Dona Theresinha de Almeida Pinto
renunciou à presidência do Conselho Consultivo do Patrimônio Histórico de
Visconde do Rio Branco, por não ter conseguido preservar da demolição pelo
menos uma porta de prédio que fora talvez a primeira e mais importante casa
comercial do Município. No mesmo
quarteirão, outras unidades de igual valor haviam sido substituídas por
caixotões de cimento armado sem estética e sem harmonia arquitetônica.
O conjunto desses prédios no centro da
cidade era mais do que um sítio de obras de arte. Continha o estilo
neoclássico, que mantinha em suas formas as mensagens da razão e da liberdade
do iluminismo, inspirador da Declaração de Independência dos Estados Unidos, A
Carta dos Direitos dos Estados Unidos, a Declaração Francesa dos Direitos de
Homem e do Cidadão e, por extensão e sua influência, os ideais da Inconfidência
Mineira, até chegar à Declaração Universal dos Direitos da Pessoa Humana pela ONU.
Os artistas que moldaram esses prédios
impregnaram a filosofia da liberdade, da justiça e da igualdade, acolhida por
Tiradentes, Tomaz Antônio Gonzaga e demais inconfidentes influenciados por
Voltaire, Montesquié, David Hume, John Locke, Thomaz Jefferson, Jean Jacques
Rousseau e tantos intelectuais e filósofos do passado. E essa influência chegou, mais tarde, no Brasil, até as ações humanitárias do político Getúlio Vargas.

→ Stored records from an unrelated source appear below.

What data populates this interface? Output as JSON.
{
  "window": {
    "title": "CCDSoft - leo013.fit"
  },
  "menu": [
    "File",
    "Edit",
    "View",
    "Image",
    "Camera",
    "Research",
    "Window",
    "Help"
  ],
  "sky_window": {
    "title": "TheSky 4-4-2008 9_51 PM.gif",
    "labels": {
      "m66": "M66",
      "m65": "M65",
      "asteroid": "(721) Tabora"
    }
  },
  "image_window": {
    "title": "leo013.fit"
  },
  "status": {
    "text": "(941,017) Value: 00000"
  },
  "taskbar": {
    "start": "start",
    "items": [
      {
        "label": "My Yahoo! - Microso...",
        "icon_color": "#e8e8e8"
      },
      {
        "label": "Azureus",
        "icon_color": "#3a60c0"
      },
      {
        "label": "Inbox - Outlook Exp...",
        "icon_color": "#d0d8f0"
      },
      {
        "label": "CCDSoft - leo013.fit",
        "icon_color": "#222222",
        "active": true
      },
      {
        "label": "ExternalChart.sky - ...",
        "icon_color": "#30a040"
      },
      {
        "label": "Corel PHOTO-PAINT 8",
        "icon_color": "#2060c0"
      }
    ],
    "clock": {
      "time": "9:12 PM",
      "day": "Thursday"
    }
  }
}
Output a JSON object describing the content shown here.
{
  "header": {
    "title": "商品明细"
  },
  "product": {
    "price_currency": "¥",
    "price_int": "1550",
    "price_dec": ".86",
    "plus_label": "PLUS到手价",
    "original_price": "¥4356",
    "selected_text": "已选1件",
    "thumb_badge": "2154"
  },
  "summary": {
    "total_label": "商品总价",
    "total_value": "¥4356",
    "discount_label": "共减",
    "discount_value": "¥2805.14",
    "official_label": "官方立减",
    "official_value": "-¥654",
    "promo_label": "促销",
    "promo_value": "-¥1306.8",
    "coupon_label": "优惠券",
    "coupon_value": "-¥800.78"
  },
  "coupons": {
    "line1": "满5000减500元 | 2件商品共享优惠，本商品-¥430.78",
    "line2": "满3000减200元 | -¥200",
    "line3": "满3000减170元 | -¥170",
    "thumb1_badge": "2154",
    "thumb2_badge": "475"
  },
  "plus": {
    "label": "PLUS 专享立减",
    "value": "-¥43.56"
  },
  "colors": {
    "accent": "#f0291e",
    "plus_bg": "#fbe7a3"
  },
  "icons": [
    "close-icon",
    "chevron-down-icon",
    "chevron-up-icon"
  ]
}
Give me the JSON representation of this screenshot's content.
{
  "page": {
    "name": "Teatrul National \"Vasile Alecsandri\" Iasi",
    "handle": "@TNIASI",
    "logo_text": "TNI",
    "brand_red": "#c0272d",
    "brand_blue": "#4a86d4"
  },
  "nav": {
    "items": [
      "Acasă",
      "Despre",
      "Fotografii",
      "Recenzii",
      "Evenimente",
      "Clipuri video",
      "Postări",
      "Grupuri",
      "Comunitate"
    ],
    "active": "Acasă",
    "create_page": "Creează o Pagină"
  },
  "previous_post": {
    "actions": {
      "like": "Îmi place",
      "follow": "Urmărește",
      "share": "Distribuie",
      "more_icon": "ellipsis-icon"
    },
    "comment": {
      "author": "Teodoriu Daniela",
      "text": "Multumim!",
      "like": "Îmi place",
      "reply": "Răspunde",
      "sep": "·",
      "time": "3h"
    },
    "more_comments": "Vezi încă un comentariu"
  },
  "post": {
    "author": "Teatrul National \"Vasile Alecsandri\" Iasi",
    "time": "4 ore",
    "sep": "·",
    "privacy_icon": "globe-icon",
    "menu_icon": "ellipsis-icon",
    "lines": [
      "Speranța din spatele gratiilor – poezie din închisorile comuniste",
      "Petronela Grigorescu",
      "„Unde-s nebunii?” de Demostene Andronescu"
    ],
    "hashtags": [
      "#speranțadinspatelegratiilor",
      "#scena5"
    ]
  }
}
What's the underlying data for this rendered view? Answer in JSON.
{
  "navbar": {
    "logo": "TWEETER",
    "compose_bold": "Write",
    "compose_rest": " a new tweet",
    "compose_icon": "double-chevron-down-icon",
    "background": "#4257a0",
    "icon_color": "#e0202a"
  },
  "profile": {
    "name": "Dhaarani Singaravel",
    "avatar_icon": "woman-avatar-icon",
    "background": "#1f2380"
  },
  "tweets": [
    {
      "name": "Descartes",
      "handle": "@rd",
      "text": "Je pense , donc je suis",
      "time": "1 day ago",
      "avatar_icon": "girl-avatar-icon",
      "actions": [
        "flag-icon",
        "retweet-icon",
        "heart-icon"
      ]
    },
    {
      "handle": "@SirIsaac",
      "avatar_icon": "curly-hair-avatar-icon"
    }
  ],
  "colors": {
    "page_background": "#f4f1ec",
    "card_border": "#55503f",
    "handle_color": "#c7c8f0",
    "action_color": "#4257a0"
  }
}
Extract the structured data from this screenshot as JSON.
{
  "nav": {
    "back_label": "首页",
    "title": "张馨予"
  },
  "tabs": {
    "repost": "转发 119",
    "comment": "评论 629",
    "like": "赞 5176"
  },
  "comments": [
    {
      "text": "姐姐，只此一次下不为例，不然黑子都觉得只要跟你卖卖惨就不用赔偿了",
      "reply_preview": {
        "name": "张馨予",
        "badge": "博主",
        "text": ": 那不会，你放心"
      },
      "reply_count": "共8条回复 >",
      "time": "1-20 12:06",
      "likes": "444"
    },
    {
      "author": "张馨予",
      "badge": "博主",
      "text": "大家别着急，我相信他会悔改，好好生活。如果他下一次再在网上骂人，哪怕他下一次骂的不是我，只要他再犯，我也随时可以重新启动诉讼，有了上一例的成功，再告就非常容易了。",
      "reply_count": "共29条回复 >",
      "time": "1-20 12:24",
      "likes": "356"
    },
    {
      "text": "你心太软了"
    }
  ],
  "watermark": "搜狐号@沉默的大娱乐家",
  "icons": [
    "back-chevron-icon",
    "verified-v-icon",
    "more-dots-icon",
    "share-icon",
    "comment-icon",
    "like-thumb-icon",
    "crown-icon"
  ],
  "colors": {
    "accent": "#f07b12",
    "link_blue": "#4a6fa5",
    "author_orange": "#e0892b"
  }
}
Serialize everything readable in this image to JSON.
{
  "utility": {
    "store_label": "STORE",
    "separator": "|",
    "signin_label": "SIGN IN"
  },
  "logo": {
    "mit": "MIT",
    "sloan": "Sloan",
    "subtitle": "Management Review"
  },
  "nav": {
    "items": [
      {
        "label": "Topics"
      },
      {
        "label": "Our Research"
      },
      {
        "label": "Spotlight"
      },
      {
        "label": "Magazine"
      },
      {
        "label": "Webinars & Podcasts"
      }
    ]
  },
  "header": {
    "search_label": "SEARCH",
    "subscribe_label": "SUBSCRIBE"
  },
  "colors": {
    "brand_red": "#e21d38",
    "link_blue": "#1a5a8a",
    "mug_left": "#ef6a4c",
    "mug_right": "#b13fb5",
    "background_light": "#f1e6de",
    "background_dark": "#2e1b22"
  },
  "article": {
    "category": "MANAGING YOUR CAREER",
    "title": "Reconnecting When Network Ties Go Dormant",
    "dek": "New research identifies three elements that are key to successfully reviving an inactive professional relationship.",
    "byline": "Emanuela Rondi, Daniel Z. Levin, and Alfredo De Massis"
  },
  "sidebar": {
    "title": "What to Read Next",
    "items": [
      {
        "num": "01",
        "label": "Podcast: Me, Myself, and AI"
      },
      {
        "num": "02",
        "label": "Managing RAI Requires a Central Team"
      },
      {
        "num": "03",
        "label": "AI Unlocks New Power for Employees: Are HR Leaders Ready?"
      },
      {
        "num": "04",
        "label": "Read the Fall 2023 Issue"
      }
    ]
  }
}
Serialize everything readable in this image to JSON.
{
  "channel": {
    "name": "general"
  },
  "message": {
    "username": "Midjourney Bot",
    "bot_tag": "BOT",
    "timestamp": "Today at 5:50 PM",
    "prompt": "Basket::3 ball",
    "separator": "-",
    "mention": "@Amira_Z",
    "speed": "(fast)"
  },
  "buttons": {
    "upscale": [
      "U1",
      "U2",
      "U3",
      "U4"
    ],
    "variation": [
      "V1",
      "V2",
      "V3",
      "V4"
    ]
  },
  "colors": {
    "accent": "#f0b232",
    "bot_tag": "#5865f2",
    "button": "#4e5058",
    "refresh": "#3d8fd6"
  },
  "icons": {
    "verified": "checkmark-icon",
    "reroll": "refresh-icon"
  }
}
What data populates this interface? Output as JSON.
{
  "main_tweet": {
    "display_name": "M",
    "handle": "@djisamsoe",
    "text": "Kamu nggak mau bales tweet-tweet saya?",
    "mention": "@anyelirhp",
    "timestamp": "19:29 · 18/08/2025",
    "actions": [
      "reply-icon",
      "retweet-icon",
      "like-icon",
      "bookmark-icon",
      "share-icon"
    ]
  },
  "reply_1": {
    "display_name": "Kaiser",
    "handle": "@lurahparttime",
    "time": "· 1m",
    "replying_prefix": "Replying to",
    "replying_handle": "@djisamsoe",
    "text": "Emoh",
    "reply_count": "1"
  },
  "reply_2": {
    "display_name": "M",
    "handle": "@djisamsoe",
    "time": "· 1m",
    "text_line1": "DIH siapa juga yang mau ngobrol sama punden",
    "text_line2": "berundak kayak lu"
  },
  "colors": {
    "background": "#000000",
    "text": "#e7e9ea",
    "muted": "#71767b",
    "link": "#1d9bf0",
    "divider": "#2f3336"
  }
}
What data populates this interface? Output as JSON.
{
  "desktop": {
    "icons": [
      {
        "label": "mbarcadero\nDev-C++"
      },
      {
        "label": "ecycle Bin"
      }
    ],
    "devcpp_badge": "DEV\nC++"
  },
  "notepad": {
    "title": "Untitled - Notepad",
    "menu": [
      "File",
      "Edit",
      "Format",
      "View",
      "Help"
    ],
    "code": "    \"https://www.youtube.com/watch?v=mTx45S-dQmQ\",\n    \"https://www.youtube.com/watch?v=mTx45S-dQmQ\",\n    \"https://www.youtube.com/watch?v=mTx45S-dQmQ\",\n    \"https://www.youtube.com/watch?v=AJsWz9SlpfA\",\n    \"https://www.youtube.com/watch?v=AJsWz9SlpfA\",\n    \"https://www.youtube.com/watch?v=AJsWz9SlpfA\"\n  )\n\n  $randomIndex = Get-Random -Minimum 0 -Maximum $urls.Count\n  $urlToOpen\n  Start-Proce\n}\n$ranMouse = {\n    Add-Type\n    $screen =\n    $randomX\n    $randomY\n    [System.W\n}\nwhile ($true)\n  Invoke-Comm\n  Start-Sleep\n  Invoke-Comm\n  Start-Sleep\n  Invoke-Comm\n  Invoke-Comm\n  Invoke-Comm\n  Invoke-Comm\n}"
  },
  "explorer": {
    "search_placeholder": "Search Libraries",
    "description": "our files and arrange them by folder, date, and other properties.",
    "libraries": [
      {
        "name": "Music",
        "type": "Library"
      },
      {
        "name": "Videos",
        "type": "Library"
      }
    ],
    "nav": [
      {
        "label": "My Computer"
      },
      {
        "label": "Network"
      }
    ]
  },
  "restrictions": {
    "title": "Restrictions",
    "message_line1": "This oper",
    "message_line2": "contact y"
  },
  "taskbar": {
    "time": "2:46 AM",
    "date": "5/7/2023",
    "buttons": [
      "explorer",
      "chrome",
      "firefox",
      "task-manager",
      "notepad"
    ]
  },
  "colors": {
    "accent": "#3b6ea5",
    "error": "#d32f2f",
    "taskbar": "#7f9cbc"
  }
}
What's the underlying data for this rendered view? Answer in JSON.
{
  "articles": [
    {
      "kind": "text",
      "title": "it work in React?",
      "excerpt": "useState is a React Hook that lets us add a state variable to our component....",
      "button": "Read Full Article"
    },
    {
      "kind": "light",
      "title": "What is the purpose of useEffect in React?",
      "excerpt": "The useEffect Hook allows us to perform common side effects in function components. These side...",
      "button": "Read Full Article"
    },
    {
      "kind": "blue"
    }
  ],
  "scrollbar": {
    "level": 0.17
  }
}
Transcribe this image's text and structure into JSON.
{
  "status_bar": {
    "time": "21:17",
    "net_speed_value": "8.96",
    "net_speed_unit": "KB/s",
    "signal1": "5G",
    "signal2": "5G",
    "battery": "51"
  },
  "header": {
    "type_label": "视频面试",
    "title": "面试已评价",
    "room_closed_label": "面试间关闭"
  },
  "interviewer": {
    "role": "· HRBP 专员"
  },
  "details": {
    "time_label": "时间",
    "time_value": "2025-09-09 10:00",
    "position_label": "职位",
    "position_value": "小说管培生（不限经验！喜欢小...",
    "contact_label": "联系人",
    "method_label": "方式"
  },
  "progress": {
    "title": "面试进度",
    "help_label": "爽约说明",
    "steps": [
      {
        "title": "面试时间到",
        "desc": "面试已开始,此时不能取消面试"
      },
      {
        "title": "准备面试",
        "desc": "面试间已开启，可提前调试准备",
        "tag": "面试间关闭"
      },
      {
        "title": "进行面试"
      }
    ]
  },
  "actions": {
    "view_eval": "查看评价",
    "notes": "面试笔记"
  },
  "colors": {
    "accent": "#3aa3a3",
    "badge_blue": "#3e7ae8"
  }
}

E Visconde do Rio Branco, que já tem no
nome a lembrança do autor da Lei do Ventre Livre, mantinha na sua arquitetura a
cultura da liberdade e da justiça. O simbolismo das fachadas desses prédios
contém significado muito acima do conceito pouco nobre de algo obsoleto, que
deve ser desmanchado porque esteja velho.
A harmonia de um conjunto conta a história de uma civilização, e tem importância
maior do que o direito absoluto de propriedade que deve coexistir com o
contexto social e a imagem de um povo culto.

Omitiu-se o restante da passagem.